A majority of Toronto residents aged 80 and older have not yet received their first dose of a COVID-19 vaccine, prompting a plea from the city for more seniors to register for immunization.

Mayor John Tory made the request during an unexpected Friday afternoon news conference.

"We are vaccinating thousands of people a day in the city but we now have the capacity for more," Tory said. "We need you to respond now."

According to the figures provided by Toronto Public Health, 48.3 per cent of the city's residents aged 80 and older — a total of 79,541 — have received their first vaccine dose as of March 25, while 8.8 per cent of that group has received both shots.

Provincewide, about 75 per cent of Ontario residents have received their first dose or signed up for immunization, suggesting that Toronto's seniors may be disproportionately at risk of contracting the novel coronavirus.

Among residents between 75 and 79, 21.2 per cent have received their first dose.

After lagging behind other parts of the Greater Toronto Area, such as York Region, the city says it has now adequately expanded its vaccine capacity to inoculate many more of its oldest and most vulnerable residents.

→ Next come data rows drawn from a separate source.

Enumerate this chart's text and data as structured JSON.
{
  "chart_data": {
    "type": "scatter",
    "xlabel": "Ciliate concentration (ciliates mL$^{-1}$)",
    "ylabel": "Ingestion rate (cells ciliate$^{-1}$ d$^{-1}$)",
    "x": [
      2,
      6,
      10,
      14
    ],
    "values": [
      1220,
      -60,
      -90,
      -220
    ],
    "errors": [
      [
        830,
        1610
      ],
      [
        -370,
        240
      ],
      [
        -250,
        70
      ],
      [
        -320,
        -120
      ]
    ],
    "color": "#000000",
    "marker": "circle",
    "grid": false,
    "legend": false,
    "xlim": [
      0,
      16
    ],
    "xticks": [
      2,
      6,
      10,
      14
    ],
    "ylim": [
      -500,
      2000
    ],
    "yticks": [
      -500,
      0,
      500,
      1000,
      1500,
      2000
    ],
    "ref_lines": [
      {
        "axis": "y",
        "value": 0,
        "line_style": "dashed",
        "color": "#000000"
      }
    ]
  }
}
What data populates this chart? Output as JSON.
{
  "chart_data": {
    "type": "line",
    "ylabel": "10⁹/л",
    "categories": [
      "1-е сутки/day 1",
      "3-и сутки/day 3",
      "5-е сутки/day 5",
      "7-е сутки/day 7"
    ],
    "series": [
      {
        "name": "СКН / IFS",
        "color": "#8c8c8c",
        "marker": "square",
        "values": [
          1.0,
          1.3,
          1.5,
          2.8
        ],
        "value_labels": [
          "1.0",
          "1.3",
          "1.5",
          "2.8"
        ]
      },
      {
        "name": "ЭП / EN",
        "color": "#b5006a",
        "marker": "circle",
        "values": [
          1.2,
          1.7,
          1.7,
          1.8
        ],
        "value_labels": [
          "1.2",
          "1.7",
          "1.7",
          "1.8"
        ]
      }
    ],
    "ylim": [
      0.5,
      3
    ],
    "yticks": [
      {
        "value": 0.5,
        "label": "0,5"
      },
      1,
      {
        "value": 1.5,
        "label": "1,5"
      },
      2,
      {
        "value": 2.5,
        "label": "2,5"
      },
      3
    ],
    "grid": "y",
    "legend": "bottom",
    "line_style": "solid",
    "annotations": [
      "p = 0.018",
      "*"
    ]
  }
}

The city's mass immunization clinics are also now accepting appointments for anyone 70 and older and have the ability to deliver 30,000 shots next week.

Toronto has administered 426,056 COVID-19 vaccine doses and 9.8 per cent of the city's population has received at least one dose. (Evan Mitsui/CBC)

Tory urged older residents to book their appointments, and also asked their family members to help and even "persuade" them to do so.

"It's time for themselves, it's time for their neighbours and their families and it's time for the overall war effort we have going on," Tory said.

Vaccine process 'needlessly complex,' advocate says

Toronto community health advocates and groups that work with seniors have pointed to a variety of obstacles that may be contributing to the slower-than-expected uptake of vaccines so far.

Those factors include: an inability to book appointments online, difficulty accessing mass vaccination clinics, and general confusion around eligibility and how vaccines are being administered.

"It's becoming complex, needlessly complex," said Elizabeth Macnab, executive director of the Ontario Society of Senior Citizens Organizations.

"If the goal is for everybody in Ontario to get vaccinated, then make it as easy as possible. Bring your birth certificate, proof of where you live, a phone number, roll up your sleeve and get a shot."

Macnab said lower income seniors are more likely to experience barriers to vaccination, especially when it comes to technology and comfort booking appointments.

Toronto says it is making changes that will make it easier older residents to book their vaccination appointments.

This week, the city announced a new pilot program that will provide transportation to mass immunization clinics for some residents 75 and older. The TTC and Uber will take part in the program.

Toronto Fire Chief Matthew Pegg, who is leading the city's COVID-19 emergency response, promised older residents a comfortable experience at the city's mass clinics.

He said early issues that resulted in lineups outside the clinics and other logistical problems have been resolved.

"From the time you arrive, we will help you move through the process," Pegg said.

"If you require assistance mobility-wise, we are prepared to do that. It is seamless. It is organized. It will be quick for you."